Grenzgängerinnen
Frauen zwischen Opfer und Täterin in extremistischen Milieus
Anlässlich der Erscheinung ihres neuen Buches „Frauen im Extremismus“ führten wir ein Interview mit unserer Autorin Nina Käsehage. Sie ist habilitierte Religionswissenschaftlerin und mit vielen Veröffentlichungen im Bereich sozialer wie religiöser Radikalisierungsprozesse eine profilierte Extremismus-Expertin. In unserem Interview beleuchten wir zum einen Hintergründe und Motivationen zu ihrer Arbeit über extremistische Bewegungen. Zum anderen gibt sie Einblicke in ihre Feldstudien.

Nina Käsehage
Frauen im Extremismus
Radikale Rekruteurinnen zwischen Tradition und Moderne
2025. 188 Seiten.
€ 28,–
ISBN 978-3-17-046294-6
Nach Ihrem letzten Buch „The Young Sahaba“ haben Sie ihren Fokus erweitert. Was war der Auslöser für Sie, sich mit Frauen in extremistischen Bewegungen zu beschäftigen?

Immer mehr Mädchen und junge Frauen radikalisieren sich. Viele Menschen denken dabei zunächst an weibliche Mitglieder von rechtsextremen oder radikal-islamischen Bewegungen, aber es gibt auch andere Spektren, die ein extremes Gedankengut aufweisen, die attraktiv für Frauen sind. Mit dem Buch Frauen im Extremismus. Radikale Rekruteurinnen zwischen Tradition und Moderne wollte ich genau diese Vielzahl unterschiedlicher extremistischer Betätigungsfelder aufzeigen, in denen Frauen wichtige Funktionen bekleiden.

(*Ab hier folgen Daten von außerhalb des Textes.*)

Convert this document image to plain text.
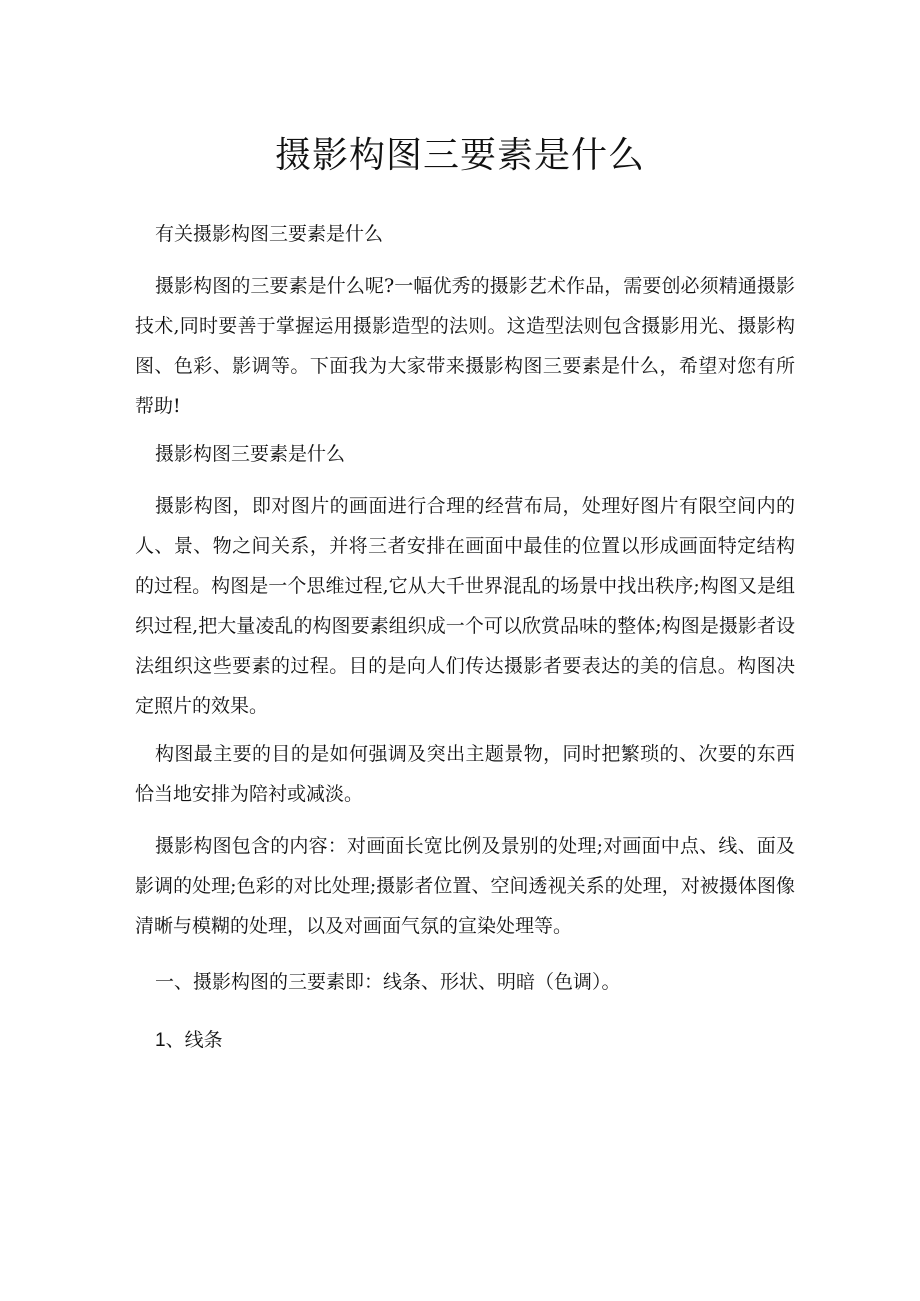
摄影构图三要素是什么

有关摄影构图三要素是什么

摄影构图的三要素是什么呢?一幅优秀的摄影艺术作品，需要创必须精通摄影技术,同时要善于掌握运用摄影造型的法则。这造型法则包含摄影用光、摄影构图、色彩、影调等。下面我为大家带来摄影构图三要素是什么，希望对您有所帮助!

摄影构图三要素是什么

摄影构图，即对图片的画面进行合理的经营布局，处理好图片有限空间内的人、景、物之间关系，并将三者安排在画面中最佳的位置以形成画面特定结构的过程。构图是一个思维过程,它从大千世界混乱的场景中找出秩序;构图又是组织过程,把大量凌乱的构图要素组织成一个可以欣赏品味的整体;构图是摄影者设法组织这些要素的过程。目的是向人们传达摄影者要表达的美的信息。构图决定照片的效果。

构图最主要的目的是如何强调及突出主题景物，同时把繁琐的、次要的东西恰当地安排为陪衬或减淡。

摄影构图包含的内容：对画面长宽比例及景别的处理;对画面中点、线、面及影调的处理;色彩的对比处理;摄影者位置、空间透视关系的处理，对被摄体图像清晰与模糊的处理，以及对画面气氛的宣染处理等。

一、摄影构图的三要素即：线条、形状、明暗（色调）。

1、线条
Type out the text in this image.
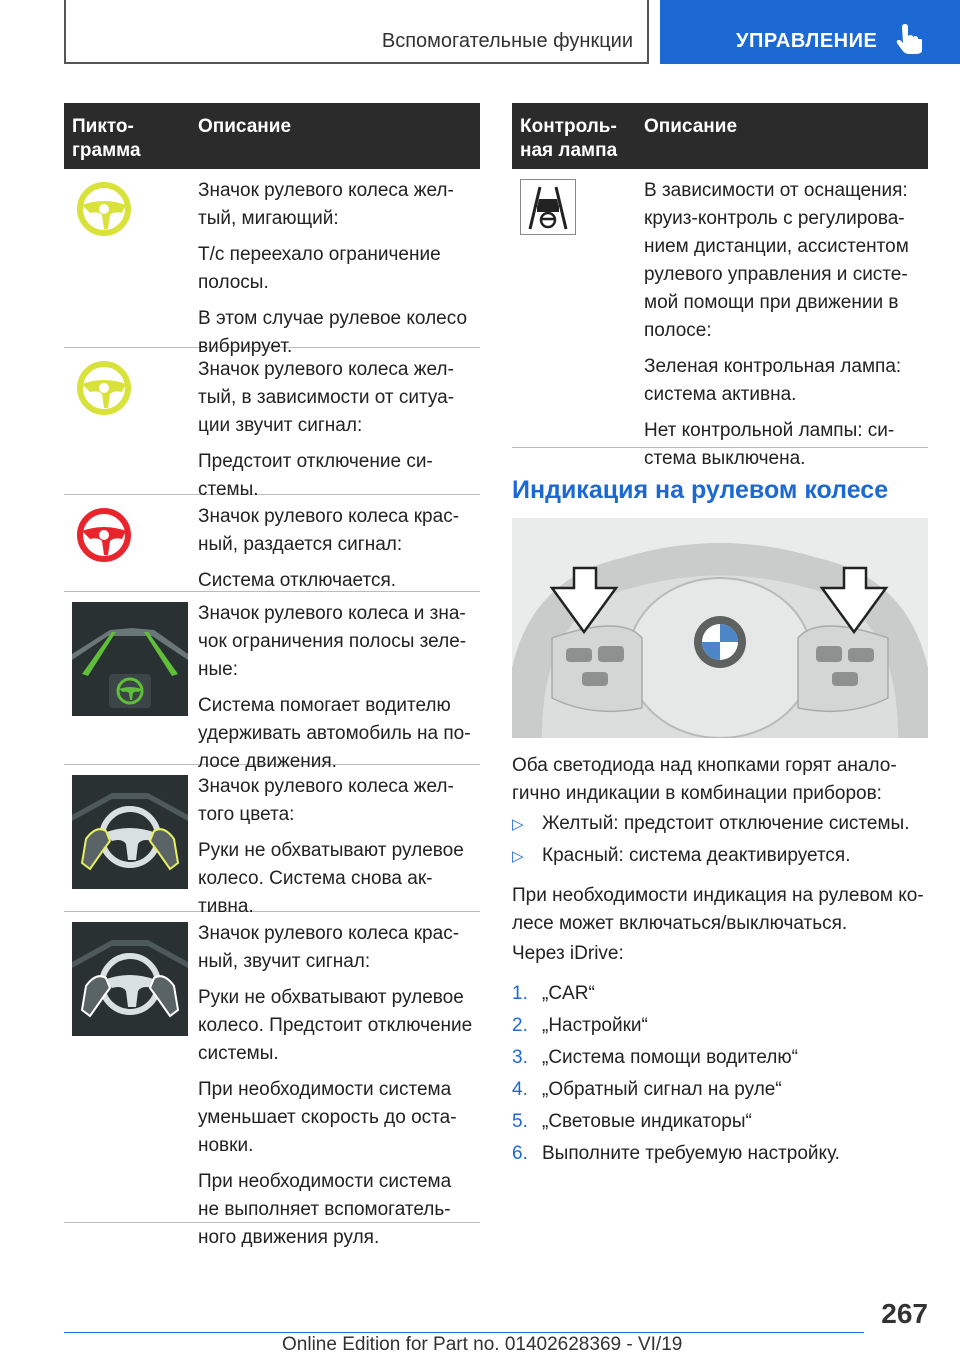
Вспомогательные функции	УПРАВЛЕНИЕ
Пикто-
грамма
Описание

Значок рулевого колеса жел-
тый, мигающий:

Т/с переехало ограничение
полосы.

В этом случае рулевое колесо
вибрирует.

Значок рулевого колеса жел-
тый, в зависимости от ситуа-
ции звучит сигнал:

Предстоит отключение си-
стемы.

Значок рулевого колеса крас-
ный, раздается сигнал:

Система отключается.

Значок рулевого колеса и зна-
чок ограничения полосы зеле-
ные:

Система помогает водителю
удерживать автомобиль на по-
лосе движения.

Значок рулевого колеса жел-
того цвета:

Руки не обхватывают рулевое
колесо. Система снова ак-
тивна.

Значок рулевого колеса крас-
ный, звучит сигнал:

Руки не обхватывают рулевое
колесо. Предстоит отключение
системы.

При необходимости система
уменьшает скорость до оста-
новки.

При необходимости система
не выполняет вспомогатель-
ного движения руля.

Контроль-
ная лампа
Описание

В зависимости от оснащения:
круиз-контроль с регулирова-
нием дистанции, ассистентом
рулевого управления и систе-
мой помощи при движении в
полосе:

Зеленая контрольная лампа:
система активна.

Нет контрольной лампы: си-
стема выключена.

Индикация на рулевом колесе
Оба светодиода над кнопками горят анало-
гично индикации в комбинации приборов:
▷ Желтый: предстоит отключение системы.
▷ Красный: система деактивируется.
При необходимости индикация на рулевом ко-
лесе может включаться/выключаться.
Через iDrive:
1. „CAR“
2. „Настройки“
3. „Система помощи водителю“
4. „Обратный сигнал на руле“
5. „Световые индикаторы“
6. Выполните требуемую настройку.
267
Online Edition for Part no. 01402628369 - VI/19
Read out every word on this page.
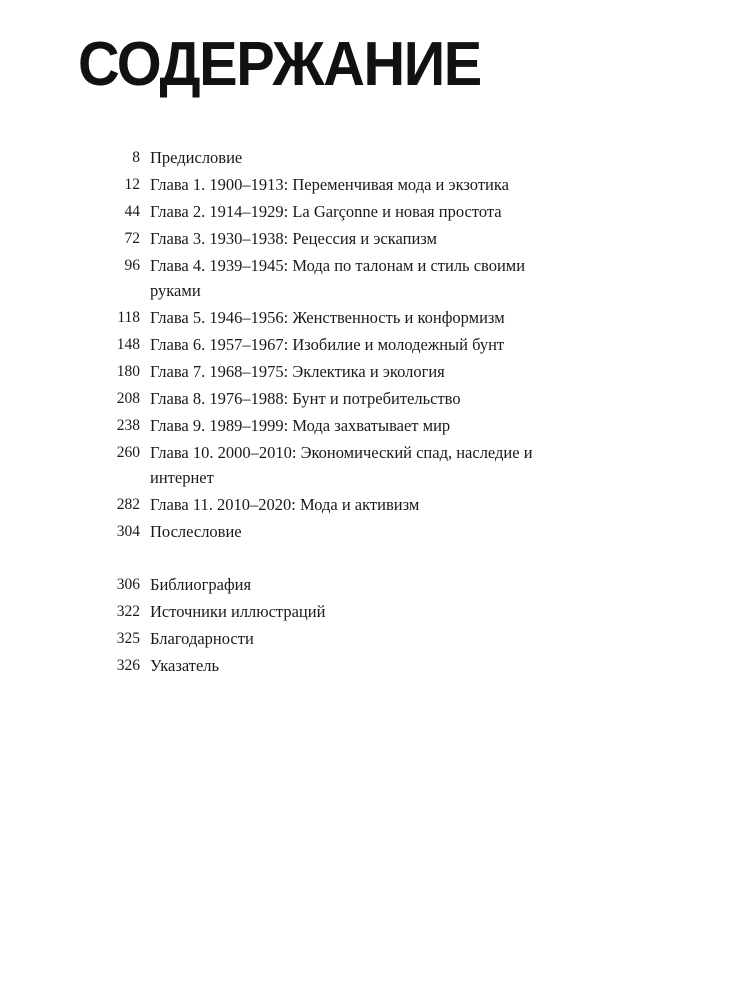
СОДЕРЖАНИЕ
8 Предисловие
12 Глава 1. 1900–1913: Переменчивая мода и экзотика
44 Глава 2. 1914–1929: La Garçonne и новая простота
72 Глава 3. 1930–1938: Рецессия и эскапизм
96 Глава 4. 1939–1945: Мода по талонам и стиль своими руками
118 Глава 5. 1946–1956: Женственность и конформизм
148 Глава 6. 1957–1967: Изобилие и молодежный бунт
180 Глава 7. 1968–1975: Эклектика и экология
208 Глава 8. 1976–1988: Бунт и потребительство
238 Глава 9. 1989–1999: Мода захватывает мир
260 Глава 10. 2000–2010: Экономический спад, наследие и интернет
282 Глава 11. 2010–2020: Мода и активизм
304 Послесловие
306 Библиография
322 Источники иллюстраций
325 Благодарности
326 Указатель
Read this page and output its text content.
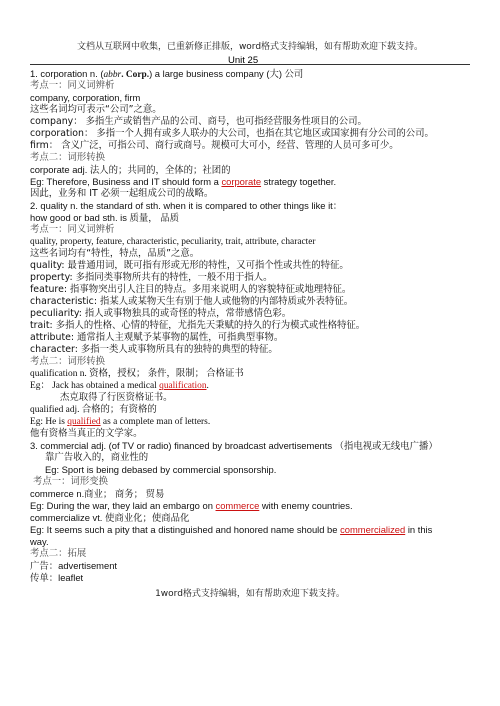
文档从互联网中收集，已重新修正排版，word格式支持编辑，如有帮助欢迎下载支持。
Unit 25
1. corporation n. (abbr. Corp.) a large business company (大) 公司
考点一：同义词辨析
company, corporation, firm
这些名词均可表示“公司”之意。
company： 多指生产或销售产品的公司、商号，也可指经营服务性项目的公司。
corporation： 多指一个人拥有或多人联办的大公司，也指在其它地区或国家拥有分公司的公司。
firm： 含义广泛，可指公司、商行或商号。规模可大可小，经营、管理的人员可多可少。
考点二：词形转换
corporate adj. 法人的；共同的，全体的；社团的
Eg: Therefore, Business and IT should form a corporate strategy together.
因此，业务和 IT 必须一起组成公司的战略。
2. quality n. the standard of sth. when it is compared to other things like it：
how good or bad sth. is 质量， 品质
考点一：同义词辨析
quality, property, feature, characteristic, peculiarity, trait, attribute, character
这些名词均有“特性，特点，品质”之意。
quality: 最普通用词，既可指有形或无形的特性，又可指个性或共性的特征。
property: 多指同类事物所共有的特性，一般不用于指人。
feature: 指事物突出引人注目的特点。多用来说明人的容貌特征或地理特征。
characteristic: 指某人或某物天生有别于他人或他物的内部特质或外表特征。
peculiarity: 指人或事物独具的或奇怪的特点，常带感情色彩。
trait: 多指人的性格、心情的特征，尤指先天秉赋的持久的行为模式或性格特征。
attribute: 通常指人主观赋予某事物的属性，可指典型事物。
character: 多指一类人或事物所具有的独特的典型的特征。
考点二：词形转换
qualification n. 资格，授权； 条件，限制； 合格证书
Eg： Jack has obtained a medical qualification.
杰克取得了行医资格证书。
qualified adj. 合格的；有资格的
Eg: He is qualified as a complete man of letters.
他有资格当真正的文学家。
3. commercial adj. (of TV or radio) financed by broadcast advertisements （指电视或无线电广播）
靠广告收入的，商业性的
Eg: Sport is being debased by commercial sponsorship.
考点一：词形变换
commerce n.商业； 商务； 贸易
Eg: During the war, they laid an embargo on commerce with enemy countries.
commercialize vt. 使商业化；使商品化
Eg: It seems such a pity that a distinguished and honored name should be commercialized in this
way.
考点二：拓展
广告：advertisement
传单：leaflet
1word格式支持编辑，如有帮助欢迎下载支持。
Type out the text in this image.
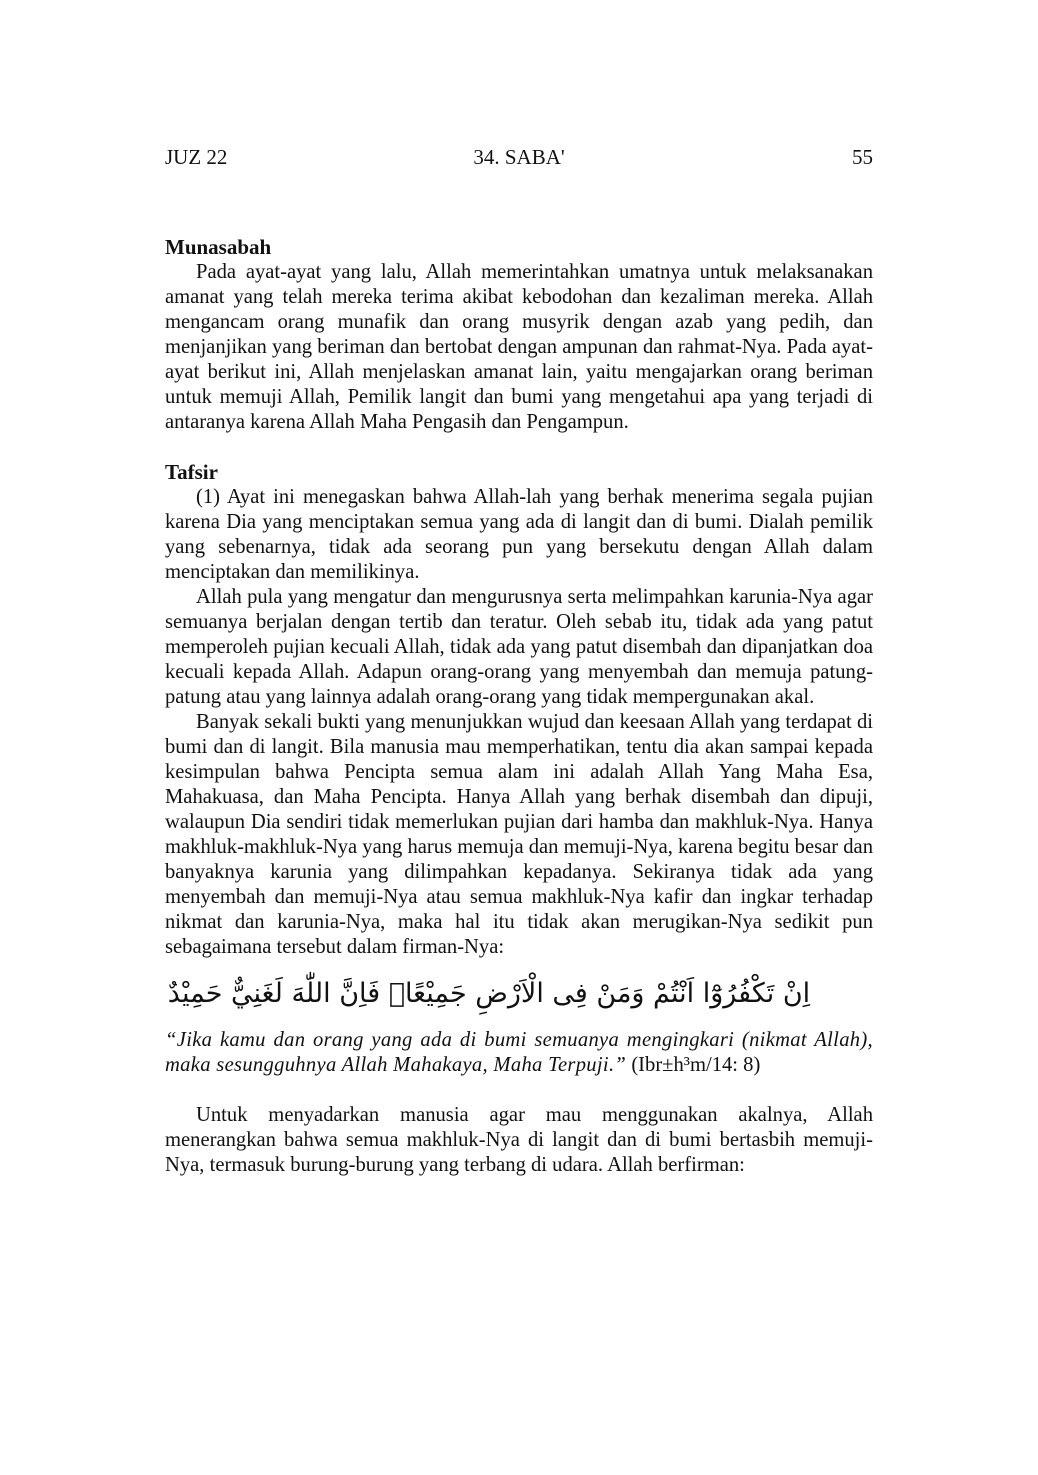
JUZ 22	34. SABA'	55
Munasabah

Pada ayat-ayat yang lalu, Allah memerintahkan umatnya untuk melaksanakan amanat yang telah mereka terima akibat kebodohan dan kezaliman mereka. Allah mengancam orang munafik dan orang musyrik dengan azab yang pedih, dan menjanjikan yang beriman dan bertobat dengan ampunan dan rahmat-Nya. Pada ayat-ayat berikut ini, Allah menjelaskan amanat lain, yaitu mengajarkan orang beriman untuk memuji Allah, Pemilik langit dan bumi yang mengetahui apa yang terjadi di antaranya karena Allah Maha Pengasih dan Pengampun.

Tafsir

(1) Ayat ini menegaskan bahwa Allah-lah yang berhak menerima segala pujian karena Dia yang menciptakan semua yang ada di langit dan di bumi. Dialah pemilik yang sebenarnya, tidak ada seorang pun yang bersekutu dengan Allah dalam menciptakan dan memilikinya.

Allah pula yang mengatur dan mengurusnya serta melimpahkan karunia-Nya agar semuanya berjalan dengan tertib dan teratur. Oleh sebab itu, tidak ada yang patut memperoleh pujian kecuali Allah, tidak ada yang patut disembah dan dipanjatkan doa kecuali kepada Allah. Adapun orang-orang yang menyembah dan memuja patung-patung atau yang lainnya adalah orang-orang yang tidak mempergunakan akal.

Banyak sekali bukti yang menunjukkan wujud dan keesaan Allah yang terdapat di bumi dan di langit. Bila manusia mau memperhatikan, tentu dia akan sampai kepada kesimpulan bahwa Pencipta semua alam ini adalah Allah Yang Maha Esa, Mahakuasa, dan Maha Pencipta. Hanya Allah yang berhak disembah dan dipuji, walaupun Dia sendiri tidak memerlukan pujian dari hamba dan makhluk-Nya. Hanya makhluk-makhluk-Nya yang harus memuja dan memuji-Nya, karena begitu besar dan banyaknya karunia yang dilimpahkan kepadanya. Sekiranya tidak ada yang menyembah dan memuji-Nya atau semua makhluk-Nya kafir dan ingkar terhadap nikmat dan karunia-Nya, maka hal itu tidak akan merugikan-Nya sedikit pun sebagaimana tersebut dalam firman-Nya:

اِنْ تَكْفُرُوْٓا اَنْتُمْ وَمَنْ فِى الْاَرْضِ جَمِيْعًاۙ فَاِنَّ اللّٰهَ لَغَنِيٌّ حَمِيْدٌ

“Jika kamu dan orang yang ada di bumi semuanya mengingkari (nikmat Allah), maka sesungguhnya Allah Mahakaya, Maha Terpuji.” (Ibr±h³m/14: 8)

Untuk menyadarkan manusia agar mau menggunakan akalnya, Allah menerangkan bahwa semua makhluk-Nya di langit dan di bumi bertasbih memuji-Nya, termasuk burung-burung yang terbang di udara. Allah berfirman:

Das Geschlecht der Frauen wird jedoch nicht nur von den extremen Gruppen für ihre Zwecke instrumentalisiert. Auch die Sichtweise der Gesellschaft auf Mädchen und Frauen sowie das Bild, das die Medien von ihnen entwirft, stereotypisiert sie – noch im 21. Jahrhundert.
Welche Reaktionen erhalten Sie, wenn zur Sprache kommt, dass Sie sich mit dem Thema beschäftigen?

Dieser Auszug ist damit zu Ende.